PCI-Express Gen4 x16
PCI-Express Gen4 x16 doubles the per-lane bandwidth of Gen3, effectively enabling higher peak data transfers between CPU and GPU when the system platform supports it. For the Ampere A10 configured as a PCI-Express Gen4 x16 device, workloads that stream data in bursts or use unified memory strategies can exploit the additional link capacity. Real-world advantages include faster dataset staging from NVMe storage through the CPU to GPU, improved performance in certain virtualization passthrough scenarios, and reduced host-side contention when multiple devices share the same PCIe root complex.
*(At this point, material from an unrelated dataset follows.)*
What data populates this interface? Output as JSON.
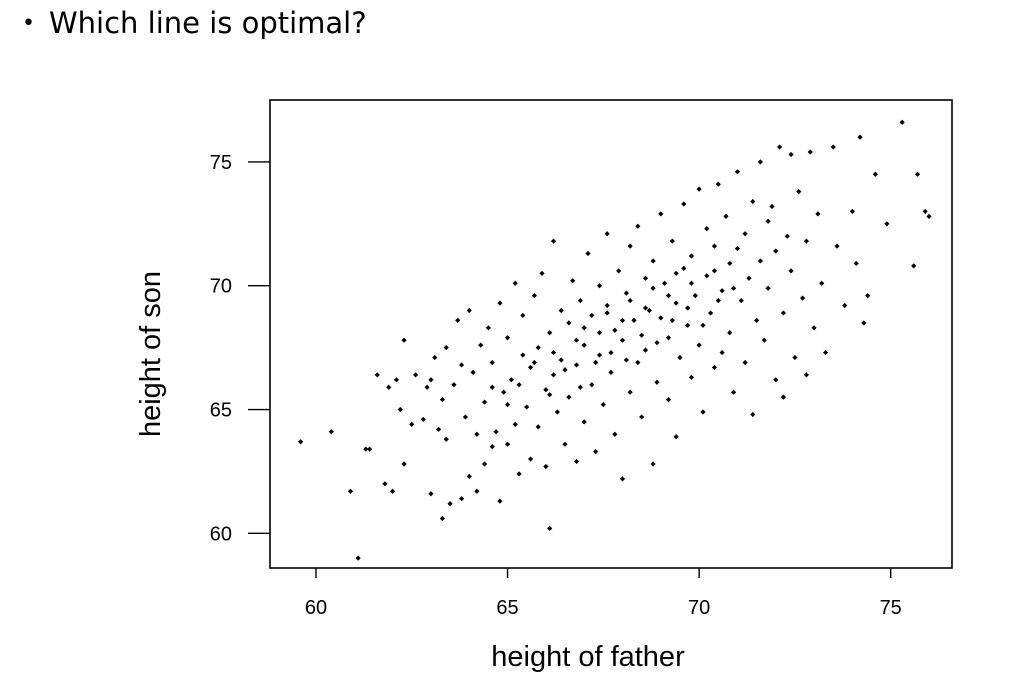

It is important to pair the card with a compatible Gen4-capable motherboard or server backplane to fully realize these benefits.
Passive Cooling
Passive cooling on professional and data center GPUs is a deliberate design choice aimed at centralized thermal management. The Nvidia 900-2G133-2722-100’s passive heatsink removes active fans from the GPU itself, relying on chassis-level airflow for heat rejection. This architecture plays well in densely packed servers and integrated systems where redundant or higher-capacity chassis fans provide predictable and controllable airflow. Passive-cooled cards simplify maintenance by eliminating per-card fan failures and help with acoustic suppression in shared lab and office spaces when the system enclosure is engineered to handle heat appropriately.
Power
The Nvidia 900-2G133-2722-100 specifies a single 8-pin power input, which provides a straightforward connection requirement for systems and makes cabling simpler in multi-card configurations. Power planners should account for the card’s rated power draw during peak operation and ensure that power supplies deliver stable, ripple-compliant voltages. In data center contexts, redundant PSUs and monitored power distribution units help mitigate risks associated with single-point power anomalies. The single 8-pin connector also allows for easier retrofitting into existing server systems where available auxiliary power connectors may be limited.
Use Cases
The Ampere A10’s 24GB frame buffer and memory width make it a practical solution for AI inference and medium-scale model deployments. Many inference scenarios prioritize memory capacity and consistent latency over absolute peak training throughput. In production inference clusters, the Nvidia 900-2G133-2722-100 can host multiple model copies or larger batch sizes, decreasing the need to shard models across multiple GPUs and simplifying deployment. Its passive cooling makes it ideal for inference servers where low maintenance and predictable acoustics are desirable.
Integration
Because the Nvidia 900-2G133-2722-100 uses passive cooling, airflow architecture is critical. Chassis designers should orient fans to create laminar airflow across each card’s heatsink, avoiding recirculation zones and stagnant pockets. Baffle designs that channel air through card fin stacks and the inclusion of temperature sensors near the GPU can inform fan curves that dynamically balance acoustic and thermal goals. For retrofit installations, system technicians should confirm that existing server cooling meets the card’s thermal dissipation needs before production deployment.
Comparison
Choosing the Nvidia 900-2G133-2722-100 Ampere A10 typically hinges on the need for large on-card memory, passive cooling for integrated systems, and Gen4 PCIe throughput. If workloads require extensive frame buffer resources without the absolute highest training throughput, or if your deployment environment prioritizes low-maintenance hardware with chassis-level airflow, the A10 is an attractive middle-ground solution. For organizations that need maximum raw tensor throughput for large-scale training, alternative Nvidia accelerators optimized for training may be preferable. Conversely, for basic workstation tasks or gaming-centric features, consumer GPUs focus more on active cooling and driver stacks optimized for gaming rather than the data center and professional features present in the A10.